Homegrown movie ‘Sister’ dominates box office by shining rare light on male preference in Chinese families

Society & Culture

A new Chinese movie has captivated cinema goers who relate to its portrayal of sexism in the Chinese family.

movie sister

WARNING: This story contains major spoilers.

A low-budget domestic drama about a young woman who grapples with the death of her neglectful parents and their long-standing, favourable treatment of her younger brother has become a cultural phenomenon in China and is currently dominating the local box office.

The movie, named Sister (我的姐姐 wǒ de jiějiě), opened on April 2 and has pulled in more than $60.9 million, according to box office tracker Maoyan (in Chinese). Per Variety, the film, reportedly produced for just $4.6 million and directed by an unknown Chinese filmmaker, muscled past the $160 million-budgeted visual effects extravaganza Godzilla vs. Kong, one of 2021’s most anticipated blockbusters, which grossed $43.5 million in China this past weekend. 
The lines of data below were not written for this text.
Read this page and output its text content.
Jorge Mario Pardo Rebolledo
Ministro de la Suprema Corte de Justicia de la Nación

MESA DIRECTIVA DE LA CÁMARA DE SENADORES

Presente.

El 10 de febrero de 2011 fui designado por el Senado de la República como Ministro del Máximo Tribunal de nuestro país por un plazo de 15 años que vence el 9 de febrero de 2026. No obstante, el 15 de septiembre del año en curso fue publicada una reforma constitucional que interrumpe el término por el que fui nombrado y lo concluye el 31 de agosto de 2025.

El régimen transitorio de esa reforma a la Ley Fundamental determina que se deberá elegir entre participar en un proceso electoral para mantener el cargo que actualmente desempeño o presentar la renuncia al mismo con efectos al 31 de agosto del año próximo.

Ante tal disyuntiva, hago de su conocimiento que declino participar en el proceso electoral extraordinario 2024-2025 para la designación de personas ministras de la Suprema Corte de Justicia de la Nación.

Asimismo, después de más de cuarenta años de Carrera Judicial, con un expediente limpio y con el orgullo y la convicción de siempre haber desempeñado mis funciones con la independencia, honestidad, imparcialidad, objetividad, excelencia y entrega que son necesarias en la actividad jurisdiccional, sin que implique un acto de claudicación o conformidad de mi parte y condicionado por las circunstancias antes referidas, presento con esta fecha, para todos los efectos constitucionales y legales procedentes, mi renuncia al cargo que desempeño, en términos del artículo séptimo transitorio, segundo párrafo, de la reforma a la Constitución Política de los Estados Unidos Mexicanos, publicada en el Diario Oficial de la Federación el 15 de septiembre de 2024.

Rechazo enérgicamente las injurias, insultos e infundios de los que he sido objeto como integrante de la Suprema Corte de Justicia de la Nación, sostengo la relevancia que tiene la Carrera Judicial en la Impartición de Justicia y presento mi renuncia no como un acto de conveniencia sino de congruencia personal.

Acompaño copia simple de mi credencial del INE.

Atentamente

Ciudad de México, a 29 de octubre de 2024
The primary creative minds behind Sister are two women, director Yīn Ruòxīn 殷若昕 and screenwriter Yóu Xiǎoyǐng 游晓颖, who are both from single child homes and have long made the subject of family dynamics the main focus of their work. In an interview with the Beijing News (In Chinese), You said that she started developing the screenplay for Sister in 2015, when China eased its decades-long birth-control policy limiting most couples to having only one child. 

The movie has sparked a lively national conversation about China’s patriarchal culture, and the strong preference of many parents for sons rather than daughters. 

Sister follows Ān Rán 安然, a young nurse tormented with feelings of resentment toward her parents, who are neglected her in her childhood, and expect her to sacrifice everything for her brother, who is 20 years younger than her. As An grows into her adulthood, she seeks to acquire more independence from her family while pursuing her education and career. But after her parents die in a car crash, cAn is forced to take care of her six-year-old brother.

Screenwriter You told the Beijing News that the story line stemmed from her conversations with some friends who had similar experiences to An. “After learning about their family conflicts and what they’ve been through, I wanted to write a movie to explore the cause of their struggles,” she said.

China’s cultural preference for sons over daughters is deep-rooted. For some men, having a son is an issue of pride as it affirms a father’s masculinity in the eyes of his acquaintances. The sex preference has a practical basis, too. In Chinese culture, when a woman gets married, she tends to move out of her parental home, joins her husband’s family, and become the primary caregiver for her in-laws rather than her own parents. So for economic reasons, many Chinese parents prefer sons and expect them to provide financial support and care when they get old.

The gender bias, coupled with China’s longstanding family planning policy that only allowed each family to have one child, led to widepsread practice of sex-selective abortions and eventually resulted in a population swollen with tens of million “surplus” men, who are seen by the government as a potential source of instability in society.

To make things worse, since China lifted its one-child policy in 2015 to mitigate the effects of an aging population and shrinking labor force, many Chinese parents with one daughter have been using their second or third attempt at childbirth to have a son. This has further exacerbated the gender imbalance, and created disturbed sibling relationships like the one An deals with in Sister.

With its compelling protagonist and its thought-provoking exploration of multiple social issues that are rarely touched upon in Chinese movies, Sister has struck a powerful chord with audiences. On Weibo, the hashtag “How to evaluate the movie Sister#如何评价电影我的姐姐# has racked up over 180 million views, with commenters raving about the movie and discussing what they would do if they were in An’s shoes.

“After thinking long and hard about the movie, I still don’t know what I would do in An’s situation. I don’t know what would be the best solution. But I know that I hate when society takes it for granted when women make sacrifices. It makes me want to stand up for myself and make a shift,” a woman wrote (in Chinese). Another said: “I watched the movie with my younger brother and he said the movie made his heart ache. I feel lucky that my parents treat us equally and my brother is very attentive and caring.”

Sister and the conversation surrounding it also intrigued Lǐ Yínhé 李银河, a pioneering scholar of sex and gender roles in China, who offered her own take in a lengthy post (in Chinese) on Weibo. Describing the movie as “captivating” and “inspiring,” Li noted that besides gender inequality, the movie also examines the concept of filial piety and the ethics of parent-child relationships at a time when more and more Chinese young adults are embracing individualism. “It is a moral dilemma as An has to decide if she wants to sacrifice her personal interests for family responsibilities,” Li wrote.

While the audience reception of Sister is overwhelmingly positive, it has inspired plenty of debate about its own ending, described by some as hollow and disappointing, and others as realistic and inevitable. In the film’s finale, An — after finding a family willing to adopt her brother — ends up having second thoughts about her decision and considering changing her career plans to raise her brother. Although it’s unclear which path An decides to take eventually, the fact that she hesitates to give her brother away was a sad event for many viewers who were fascinated by her independence and really wanted the movie to be a middle finger to the patriarchy.